Monday, February 18, 2019

Fading Omens


Raindrops and fog are just as pretty as flowers glowing under clear sunny skies.
Our environment is so infinitely rich that we often fail to notice the absence of something.  Unconsciously, we are tuned to detect threats from something, rather than nothing.  That is why the so-called sixth extinction is so insidious. 
I would worry if thousands of dead ducks floated on the harbor, but I am less aware that this year instead of scores of buffleheads I have seen only two.  I would be aghast at masses of dead monarch butterflies carpeting my yard in summer, but rarely pay attention to the fact that there are few where there used to be many.
Extinction in our times is not often massive.  It is a phenomenon of less and less, becoming none.  It is not suddenly in one area, but gradually everywhere.  That is the most frightening aspect of the tragedy, that we will be mostly unaware until it is too late.

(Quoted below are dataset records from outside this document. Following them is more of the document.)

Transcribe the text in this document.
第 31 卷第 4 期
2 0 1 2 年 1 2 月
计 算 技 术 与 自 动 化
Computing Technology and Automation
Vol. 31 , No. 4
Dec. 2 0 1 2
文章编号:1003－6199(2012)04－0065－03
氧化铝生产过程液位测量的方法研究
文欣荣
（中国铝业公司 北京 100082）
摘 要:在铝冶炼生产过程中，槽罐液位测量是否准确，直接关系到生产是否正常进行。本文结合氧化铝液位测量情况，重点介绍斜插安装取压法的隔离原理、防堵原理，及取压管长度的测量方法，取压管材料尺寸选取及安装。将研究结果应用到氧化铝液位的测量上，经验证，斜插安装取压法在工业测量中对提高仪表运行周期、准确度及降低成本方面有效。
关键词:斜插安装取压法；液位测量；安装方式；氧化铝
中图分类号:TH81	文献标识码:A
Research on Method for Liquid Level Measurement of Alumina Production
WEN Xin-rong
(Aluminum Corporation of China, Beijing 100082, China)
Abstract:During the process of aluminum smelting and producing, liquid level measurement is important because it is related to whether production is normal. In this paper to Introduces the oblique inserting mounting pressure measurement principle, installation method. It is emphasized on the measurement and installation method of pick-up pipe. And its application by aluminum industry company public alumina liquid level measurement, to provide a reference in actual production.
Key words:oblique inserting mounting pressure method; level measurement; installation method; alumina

Truly empty puppy cove, not even a seagull or crow, let alone a wild duck.
Children of the suburban post-war era are used to vanishing local wildness.  I grew up familiar with roaming box turtles, ground-nesting birds, various types of snakes, odd insects.  As they disappeared, I assumed there were still lots more over the hills, upstate, in the jungles described in National Geographic.
On Long Island, only forty years ago, there were lobsters being harvested nearby, toads in the sand of the south shore, bats flying at twilight.  My wife remembers seals in Huntington harbor.  We assume that they have simply moved to better places.  We are overoptimistically wrong.
Life is tenacious.  There are lots of squirrels, pigeons,  gulls, rats, raccoons and mosquitoes.  Current worries are diminishing bees and other useful insects, a drop in numbers of horseshoe crabs, but they are still easily found. 
For years, migrating bird counts have been plummeting, a sign that all is not well elsewhere.  Articles from alarmed scientists note the end of many species, a disastrous fall in insect activity, the possible collapse of rain forests.  But those are far away, out of sight, out of mind, as I take my local walk.

Weeds will certainly survive any human apocalypse, and all unknowing will provide what was once considered beauty to an unappreciative world.
I like to fantasize that something will be done, that it all will work out, that somehow my childhood Pleistocene paradise will be saved or will save itself.  Logically, I understand that such is too late already. Looked at one way, humanity is just another natural catastrophe, like an asteroid.  No more use to lament extinct birds or frogs than extinct dinosaurs.
I grew up thinking nuclear war would destroy everything.  It has simply taken a little longer.  Back then, I knew there was nothing I could do about it.  Still feel the same way.  An awful lot of people voted in an anti-science administration.  An awful lot of people are willing to kill a rain forest to have a new floor.  An awful lot of people need to eat and are willing to do whatever it takes.  Me yelling “stop” at them has no effect whatever.
So at times like this, I simply put it all in one bucket and enjoy a possibly dying world as I am enjoying a soon-to-die self.  There are still wonderful experiences, still possibilities.  Maybe all the rest will work out, but I will never know.